Memorial Day: Remembering Military Dogs

Memorial Day weekend is a time when we remember the fallen heroes for whom we are grateful for the liberties we enjoy. It is also a time for rest and enjoyment of those who are still with us. For dog owners, this means spending more time with our dogs than usual, outside of the backyard barbecue.

It is time to remember those who gave their lives in the service of their country. They prioritized duty, honor, and courage over personal safety, and as a result, the United States became more free, safer, and better. We at BudgetPetCare would like to take a moment to honor some of the dogs that have served in the military.

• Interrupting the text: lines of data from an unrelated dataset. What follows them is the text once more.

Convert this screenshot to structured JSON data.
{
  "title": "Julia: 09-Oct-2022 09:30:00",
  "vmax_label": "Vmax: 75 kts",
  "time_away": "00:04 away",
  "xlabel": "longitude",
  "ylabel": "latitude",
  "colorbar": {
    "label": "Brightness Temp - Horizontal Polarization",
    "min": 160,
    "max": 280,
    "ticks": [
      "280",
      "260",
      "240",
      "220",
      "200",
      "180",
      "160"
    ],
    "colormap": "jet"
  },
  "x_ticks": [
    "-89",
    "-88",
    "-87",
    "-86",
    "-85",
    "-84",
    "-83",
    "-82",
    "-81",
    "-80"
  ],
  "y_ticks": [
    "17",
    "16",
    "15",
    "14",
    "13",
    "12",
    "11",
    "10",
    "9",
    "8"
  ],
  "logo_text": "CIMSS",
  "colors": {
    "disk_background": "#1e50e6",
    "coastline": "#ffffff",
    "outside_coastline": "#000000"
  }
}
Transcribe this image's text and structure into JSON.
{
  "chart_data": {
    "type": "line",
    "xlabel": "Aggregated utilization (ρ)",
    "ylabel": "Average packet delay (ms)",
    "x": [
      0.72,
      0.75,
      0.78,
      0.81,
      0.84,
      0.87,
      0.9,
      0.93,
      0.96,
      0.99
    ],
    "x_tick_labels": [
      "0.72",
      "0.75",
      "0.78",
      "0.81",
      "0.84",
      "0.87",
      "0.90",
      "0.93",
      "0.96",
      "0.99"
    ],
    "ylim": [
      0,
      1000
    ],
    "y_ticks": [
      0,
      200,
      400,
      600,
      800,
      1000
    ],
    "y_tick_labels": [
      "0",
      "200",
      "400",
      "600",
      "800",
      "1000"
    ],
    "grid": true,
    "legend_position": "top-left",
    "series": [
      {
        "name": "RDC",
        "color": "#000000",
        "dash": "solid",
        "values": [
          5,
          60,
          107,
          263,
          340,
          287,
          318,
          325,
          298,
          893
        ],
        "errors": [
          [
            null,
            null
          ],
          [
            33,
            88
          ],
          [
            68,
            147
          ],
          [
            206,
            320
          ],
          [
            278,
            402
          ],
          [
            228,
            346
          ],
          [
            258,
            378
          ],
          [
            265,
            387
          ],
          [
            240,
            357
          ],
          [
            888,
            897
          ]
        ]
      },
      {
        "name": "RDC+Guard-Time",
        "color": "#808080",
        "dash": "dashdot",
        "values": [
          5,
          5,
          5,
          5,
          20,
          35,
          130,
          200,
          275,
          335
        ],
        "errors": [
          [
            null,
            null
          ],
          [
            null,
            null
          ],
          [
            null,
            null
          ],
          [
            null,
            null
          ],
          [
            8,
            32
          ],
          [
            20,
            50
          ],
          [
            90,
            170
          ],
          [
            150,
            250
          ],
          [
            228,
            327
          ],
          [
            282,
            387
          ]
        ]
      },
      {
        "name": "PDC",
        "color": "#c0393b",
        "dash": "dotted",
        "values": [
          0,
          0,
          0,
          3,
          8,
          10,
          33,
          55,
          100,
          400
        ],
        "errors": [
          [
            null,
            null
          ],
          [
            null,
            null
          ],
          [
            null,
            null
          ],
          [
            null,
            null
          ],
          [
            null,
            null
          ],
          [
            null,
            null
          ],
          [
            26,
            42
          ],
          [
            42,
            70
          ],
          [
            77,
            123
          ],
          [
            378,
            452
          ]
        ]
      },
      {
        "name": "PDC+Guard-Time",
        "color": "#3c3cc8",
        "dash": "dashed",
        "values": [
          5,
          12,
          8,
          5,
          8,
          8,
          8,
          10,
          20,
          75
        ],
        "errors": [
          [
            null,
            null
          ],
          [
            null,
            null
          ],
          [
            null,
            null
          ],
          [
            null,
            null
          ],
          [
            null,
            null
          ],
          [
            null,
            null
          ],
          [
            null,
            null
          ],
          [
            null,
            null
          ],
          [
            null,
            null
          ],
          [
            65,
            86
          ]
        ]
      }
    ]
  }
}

Here are the stories of four of these courageous military working dogs, whose bravery, dedication, and strength inspire us all.

Sergeant Stubby

Sgt. Stubby was the mascot of the 102nd Infantry, 26th “Yankee” Division during World War I. Private J. Robert Conroy smuggled Sgt. Stubby, a mixed breed bull terrier, to Europe. He became more than a mascot after being wounded twice. Before a gas attack, he used his acute sense of smell to arouse the men. Stubby was promoted to Sergeant after catching a German spy, making him the first dog in the US military to be awarded a rank. President Wilson had the pleasure of meeting Sgt. Stubby during the war.


Sgt. Stubby wasn’t the first dog to become famous during World War I. Rags, a Scotch-Irish terrier, was discovered in the streets of Paris by Pvt. James Donovan in 1918. Rags was known for his ability to “salute” with his front-right paw, but he was more than just a showman for the troops. He was often in charge of carrying messages and directing medics to injured soldiers. Rags, like Sgt. Stubby, was injured in the battle, losing vision in his right eye during a gas attack. He had a gas mask made for him, but it was dislodged by the blast. Rags lived until 1936, and his life was immortalized in a book published in 1930. “He became a personality in the division, a sign of bravery and good luck,” according to his obituary in the New York Times.


Military working dogs are no longer pets; they are raised from birth to perform specific tasks. These dogs operate in a number of positions alongside Special Forces units or Military Police units, often out of the public eye. Bulletproof vests, night vision and infrared cameras, and a microphone are all provided by the Navy Seals for their pets. Cairo, the Belgian Malinois who accompanied US Navy Seals on the bin Laden raid, is the most prominent dog of the War on Terror. Cairo was brought in to help with perimeter protection, bomb detection, and false wall detection. President Obama had the distinction of meeting Cairo in the White House after the raid. Cairo was named Time’s Animal of the Year in 2011 after appearing in the movie Zero Dark Thirty.


By World War II, war dogs were less likely to be strays adopted by soldiers and more likely to be family pets lent to the US Army. Chips was a Shepherd-Collie-Husky mix from New York who rightly belongs to Edward Wren. Chips was sent to Africa after completing basic training to help guard President Franklin D. Roosevelt at the Casablanca Conference. During the invasion of Sicily, Chips broke free from his handlers and attacked an Italian machine-gun nest, prompting the Italians to surrender. Chips was injured as a result of the assault. Later that night, Chips alerted his handlers to an Italian patrol, allowing the Americans to apprehend it. Chips was awarded the Distinguished Service Cross, the Silver Star, and the Purple Heart, and he quickly became a hero in his home country. Unfortunately, not everyone thought he deserved it; the Commander of the Order of the Purple Heart objected to the awards, claiming that it diminished the service of the men who received Purple Hearts. Chips was eventually stripped of his medals, and no dog has received one since. He was eventually discharged honorably and returned to Mr. Wren. Chips was immortalized in the Disney film “Chips, the War Dog,” released in 1990.

For the safety of our country, many dogs have given their lives. Let us honor these great dogs and their handlers on Memorial Day so that our dogs and handlers (that would be us) may roam free in this wonderful country.